As governor of New York, Kathy Hochul has a lot of influence on the financial industry. Most such companies are based in New York, after all, which means state regulations can be tantamount to federal rules. What’s more, everyone knows this to be true.
Lately, Hochul has been on an anti-gun tear. Any hopes she’d be even marginally better than her predecessor have long since gone out the window.
Now, she’s telling credit card companies they need to “do their part” for gun control.
New York Gov. Kathy Hochul (D) is urging Visa, American Express, and Mastercard to take action and “do their part” for gun control.
On Tuesday Hochul tweeted:
Now, this isn’t the first time we’ve talked about Hochul and New York’s efforts to pressure credit card companies to revamp how they classify purchases. However, she’s doing it personally and publicly, and that’s a problem.
You see, while the law currently has credit card companies reporting suspicious activity to law enforcement, that only typically includes financial crimes. After all, finance is their business and so they’re equipped to know the warning signs for things like money laundering and fraud.
But how do you define “suspicious activity” with regard to gun sales?
For example, is someone who just bought an AR-15 suspicious? What about someone who just purchased a thousand rounds of ammo? Are they planning an attack or do they shoot enough that it just makes sense to buy it in bulk and save a few bucks?
What about a gun that buys a handgun, a rifle, and a shotgun along with a ton of ammo? Surely he’s up to something, right? More likely, he’s taking up three-gun shooting competitions for fun and is getting ready to compete.
I had a friend who, upon getting a new job, went and bought a lot of guns in a very short period of time. To some, that would look suspicious, but it was really just a combination of finding good deals in a short period of time and finally having the extra money to spend on a hobby.
And yet Hochul would have had his credit card company flag this as suspicious, apparently.
The truth of the matter is that credit card companies aren’t equipped to determine a suspicious purchase of a firearm or not.
But let’s say Hochul gets her way and they start flagging gun sales as different than literally every other good–and they will have to code each product, not just guns. Well, people will just use the cash advance feature on their card, pay for the gun that way, and the company is just as clueless as they were before.
You see, financial institutions as a whole are on the lookout for certain crimes because they have to be done through the financial system. It’s practically a requirement.

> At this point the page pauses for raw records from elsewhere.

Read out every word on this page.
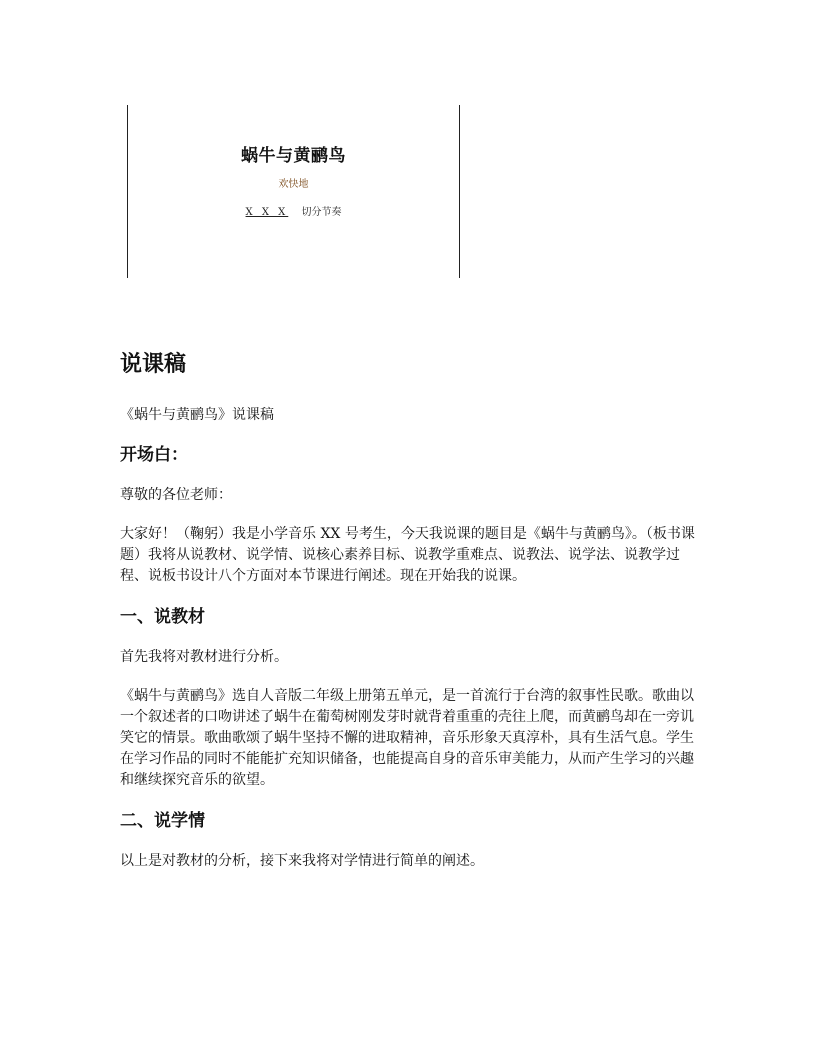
蜗牛与黄鹂鸟
欢快地
X X X 切分节奏
说课稿

《蜗牛与黄鹂鸟》说课稿

开场白：

尊敬的各位老师：

大家好！（鞠躬）我是小学音乐 XX 号考生，今天我说课的题目是《蜗牛与黄鹂鸟》。（板书课题）我将从说教材、说学情、说核心素养目标、说教学重难点、说教法、说学法、说教学过程、说板书设计八个方面对本节课进行阐述。现在开始我的说课。

一、说教材

首先我将对教材进行分析。

《蜗牛与黄鹂鸟》选自人音版二年级上册第五单元，是一首流行于台湾的叙事性民歌。歌曲以一个叙述者的口吻讲述了蜗牛在葡萄树刚发芽时就背着重重的壳往上爬，而黄鹂鸟却在一旁讥笑它的情景。歌曲歌颂了蜗牛坚持不懈的进取精神，音乐形象天真淳朴，具有生活气息。学生在学习作品的同时不能能扩充知识储备，也能提高自身的音乐审美能力，从而产生学习的兴趣和继续探究音乐的欲望。

二、说学情

以上是对教材的分析，接下来我将对学情进行简单的阐述。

Gun sales, however, aren’t potential crimes. It’s the exercising of a constitutional right and one that many of us don’t trust the government to know about. If our credit card companies are going to start snooping, people will simply find a way around them and do so lawfully.
The truth is that Hochul has been on a kick of everyone having to keep track of who buys or even has guns. The issue here is really that credit card companies aren’t tracking sales in general–not suspicious sales but any sales at all–and she’s likely wanting to change that.
However, I’m going to point out that her “everyone has to do their part” bit is really a veiled threat to these companies. If they don’t do it voluntarily, then don’t be surprised of Hochul and her cronies try to make them.